Les deux candidats d'extrême droite, au coude-à-coude dans les sondages, se sont affrontés à distance à quelques heures d'intervalle ce samedi, Marine Le Pen à Reims et Eric Zemmour à Lille.

Article rédigé par Antoine Comte
France Télévisions
Publié Mis à jour
Temps de lecture : 5 min
Des affiches d'Eric Zemmour et Marine Le Pen, le 27 novembre 2021. (MAXPPP)

C'était le duel politique le plus attendu de ce début de campagne présidentielle. En guerre ouverte depuis plusieurs semaines, Marine Le Pen et Eric Zemmour ont donné deux grands meetings, samedi 5 février, pour tenter chacun d'apparaître comme le grand vainqueur du match en cours à l'extrême droite. Les deux concurrents sont d'ailleurs donnés à égalité (14% chacun), selon un sondage Ipsos/Sopra Steria pour franceinfo et Le Parisien.

Lors de sa "convention présidentielle" à Reims (Marne), la candidate du Rassemblement national, qui avait dénoncé en début de semaine "les nazis" gravitant autour d'Eric Zemmour, a préféré cette fois-ci s'en prendre à Emmanuel Macron.

L'ancien polémiste était quant à lui à Lille (Nord), près du fief électoral de son adversaire directe. Mais il n'a pas cité une seule fois le nom de Marine Le Pen, consacrant l'essentiel de son discours au pouvoir d'achat. Un thème sur lequel il n'avait jusque-là pas l'habitude de faire campagne.

Eric Zemmour remporte la guerre des chiffres

Avec Jean-Luc Mélenchon, les deux candidats d'extrême droite, Marine Le Pen et Eric Zemmour, au coude-à-coude au premier tour selon notre dernier sondage, sont ceux qui rassemblent le plus de sympathisants dans leurs meetings. Mais dans ce match des chiffres, c'est Eric Zemmour qui l'a emporté ce samedi. Après son grand meeting de Villepinte (Seine-Saint-Denis), qui avait rassemblé environ 12 000 personnes en décembre, l'ancien éditorialiste a réuni cette fois-ci 6 000 à 8 000 personnes à Lille.

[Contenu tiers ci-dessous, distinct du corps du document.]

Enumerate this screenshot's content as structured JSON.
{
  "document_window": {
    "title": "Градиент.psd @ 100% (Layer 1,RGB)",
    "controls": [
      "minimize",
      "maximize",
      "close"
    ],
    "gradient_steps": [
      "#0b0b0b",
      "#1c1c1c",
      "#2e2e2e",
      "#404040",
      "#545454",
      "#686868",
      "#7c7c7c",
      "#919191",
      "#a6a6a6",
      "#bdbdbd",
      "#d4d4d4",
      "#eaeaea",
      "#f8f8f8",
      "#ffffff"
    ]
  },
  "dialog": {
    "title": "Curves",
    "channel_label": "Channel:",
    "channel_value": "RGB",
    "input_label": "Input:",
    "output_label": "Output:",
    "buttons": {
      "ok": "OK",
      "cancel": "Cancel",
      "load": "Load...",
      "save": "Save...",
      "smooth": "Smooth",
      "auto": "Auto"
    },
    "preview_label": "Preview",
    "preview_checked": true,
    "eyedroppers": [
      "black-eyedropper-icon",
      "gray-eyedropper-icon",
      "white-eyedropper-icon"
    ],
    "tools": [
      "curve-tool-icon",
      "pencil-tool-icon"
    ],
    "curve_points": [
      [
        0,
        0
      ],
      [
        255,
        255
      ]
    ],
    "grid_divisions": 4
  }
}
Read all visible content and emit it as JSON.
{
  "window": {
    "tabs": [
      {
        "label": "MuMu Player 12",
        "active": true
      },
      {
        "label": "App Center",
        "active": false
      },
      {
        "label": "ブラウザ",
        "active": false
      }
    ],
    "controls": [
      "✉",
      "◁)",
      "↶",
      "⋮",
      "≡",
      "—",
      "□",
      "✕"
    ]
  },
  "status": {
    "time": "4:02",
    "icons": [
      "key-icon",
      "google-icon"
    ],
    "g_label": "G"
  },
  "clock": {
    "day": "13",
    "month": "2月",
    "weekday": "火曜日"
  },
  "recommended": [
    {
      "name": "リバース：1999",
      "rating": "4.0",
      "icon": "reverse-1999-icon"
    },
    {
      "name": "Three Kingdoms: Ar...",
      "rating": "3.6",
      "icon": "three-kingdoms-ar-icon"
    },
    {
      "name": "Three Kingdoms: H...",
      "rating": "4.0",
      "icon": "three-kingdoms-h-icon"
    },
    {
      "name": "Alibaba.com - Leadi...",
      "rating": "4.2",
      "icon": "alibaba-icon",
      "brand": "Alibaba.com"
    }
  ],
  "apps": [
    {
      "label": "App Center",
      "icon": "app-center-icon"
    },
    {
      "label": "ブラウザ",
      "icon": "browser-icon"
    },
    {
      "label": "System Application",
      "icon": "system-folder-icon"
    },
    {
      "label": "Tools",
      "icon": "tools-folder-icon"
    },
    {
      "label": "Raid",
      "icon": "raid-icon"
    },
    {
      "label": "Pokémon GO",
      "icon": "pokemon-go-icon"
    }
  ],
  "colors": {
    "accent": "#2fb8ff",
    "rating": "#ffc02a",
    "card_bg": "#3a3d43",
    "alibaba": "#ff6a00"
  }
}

Il devance donc numériquement Marine Le Pen, qui a réuni de son côté environ 4 000 personnes au Parc des expositions de Reims. Dans cette salle plus petite que le Grand Palais de Lille, la cheffe du RN, qui tenait son premier grand meeting dans cette campagne présidentielle, a revu le dispositif scénique de son meeting. Elle a notamment mobilisé une soixantaine d'autocars en provenance de toute la France.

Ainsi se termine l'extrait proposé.